Spoilers ahead for Star Wars: The Last Jedi. In Star Wars, the smallest detail can mean nothing, or it can mean everything, especially when it comes to hinting at what comes next. And the meaning of The Last Jedi ending is no different. The Last Jedi ended with Kylo Ren committing to the Dark Side and becoming the new Supreme Leader of the First Order, Rey swooping in to save what's left of the Resistance, and Luke becoming one with the Force (aka dying). The most crucial part of the ending, however, has nothing to do with our new cast of main characters. Instead, it's about a boy working on Canto Bight who uses the Force to summon a broom and dreams of the Resistance.
In the final scene of The Last Jedi, the boy, clearly a salve or indentured servant, is talking about the legend of Luke Skywalker's bravery with his fellow child slaves in the fathier stables, where he had just had a brief interaction with Resistance heroes Rose and Finn. A grumpy alien comes in and orders everyone back to work, so the boy leaves the room, summons a broom into his hands, and goes outside. He looks up to the sky, sees a ship flying overhead, and plays with the Resistance ring Rose gave him. Whether or not the boy, named Temiri Blagg in The Last Jedi Visual Dictionary, becomes a significant character later on is irrelevant. The scene, for now, isn't about the boy, it's about the spirit of the Resistance. In other words, it's about hope.
"Luke has now given this spark of hope back to the galaxy," says director Rian Johnson, speaking to Bustle's Kelsea Stahler over the phone recently. "This legend of Luke Skywalker is now going to spread anew and inspire the next generation... what Luke did at the end was about more than saving a group of 20 people in a cave. The real purpose of it is seeing that final scene — that was more kind of the emotional payoff for me, the notion that finally, the galaxy is ready. The seeds of resistance are going beyond a little group of soldiers, and to the rest of the galaxy now, thanks to Luke Skywalker."
As Johnson says, the ending of The Last Jedi is all about hope for the future of the Resistance. When Kylo Ren corners the Resistance on Crait, there are only a few dozen of committed fighters left. And though there may be others sympathetic to the Resistance sprinkled throughout the galaxy, none of these potential allies were willing to come to Crait to save General Leia, even with the use of her personal code. Even though the Resistance survives, their numbers are so low it seems almost impossible to imagine that they would ever defeat the First Order. And then, thanks to the little boy, we see that the Resistance will continue to grow, until one day, they can take back the galaxy.

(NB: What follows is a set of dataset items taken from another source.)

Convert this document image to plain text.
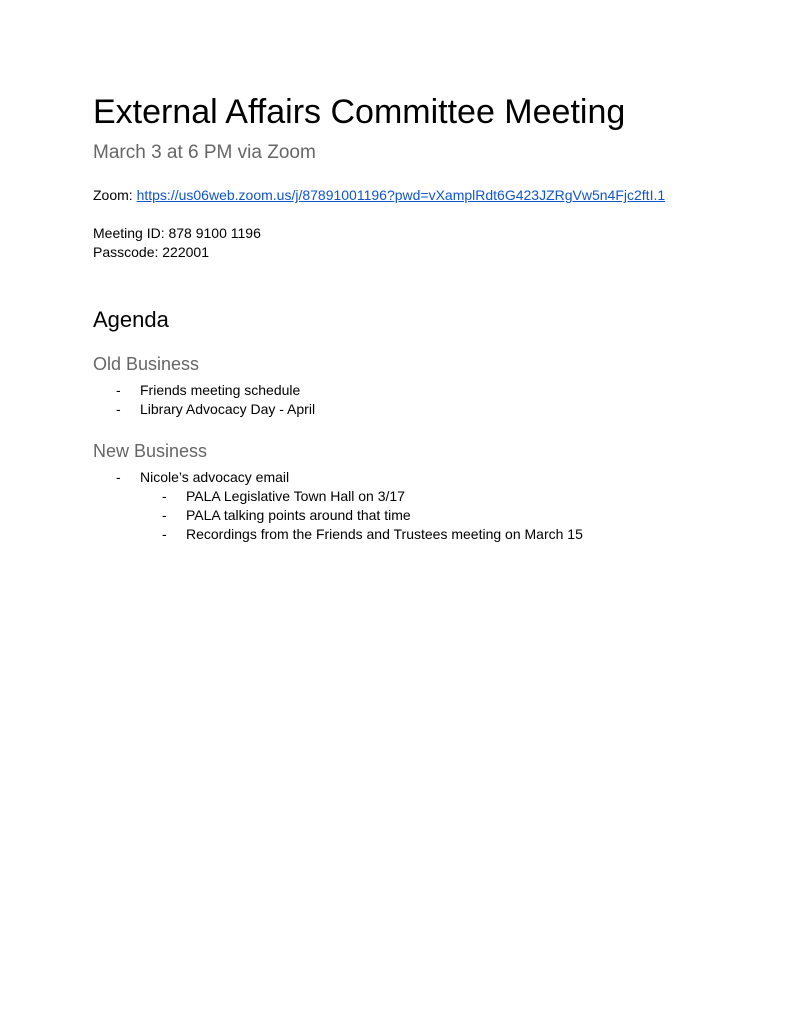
External Affairs Committee Meeting
March 3 at 6 PM via Zoom
Zoom: https://us06web.zoom.us/j/87891001196?pwd=vXamplRdt6G423JZRgVw5n4Fjc2ftI.1
Meeting ID: 878 9100 1196
Passcode: 222001
Agenda
Old Business
- Friends meeting schedule
- Library Advocacy Day - April
New Business
- Nicole’s advocacy email
- PALA Legislative Town Hall on 3/17
- PALA talking points around that time
- Recordings from the Friends and Trustees meeting on March 15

As the ending shows, Luke's dying act was not only to save Poe, Finn, Rose, Leia, and the other Resistance members, but also to inspire a new generation of the Resistance. This could also be read as an acknowledgement of what Luke Skywalker has meant to fans since his debut in A New Hope. As the original Star Wars protagonist, Luke inspired countless fans over the years, just as his last stand has inspired they little boy in the film.
Luke Skywalker tribute aside, the ending of The Last Jedi ushers in a new future for the Star Wars franchise — one full of stories that have nothing to do with the Skywalker family. Granted, the Star Wars universe has been expanded beyond the Skywalkers before, with books and television series, but live action films have tended to stay firmly within the Skywalker bloodline. Now that The Last Jedi has established Rey's parents as junk traders and Rey as the reigning Jedi of the Resistance (RIP Luke), it's clear that the hero of this new fight isn't in the Skywalker family — and that's a good thing.
As Star Wars continues to expand beyond the original trilogy, it's only natural that the franchise heroes also change. Though it might be hard for some fanboys to admit, moving beyond Skywalker heroes isn't just what is going to save the Resistance, it's what is going to save Star Wars. It's time for new stories, new heroes, and new corners of the galaxy to be discovered. And as long as the Force lives beyond the Skywalkers, there will be more stories to tell.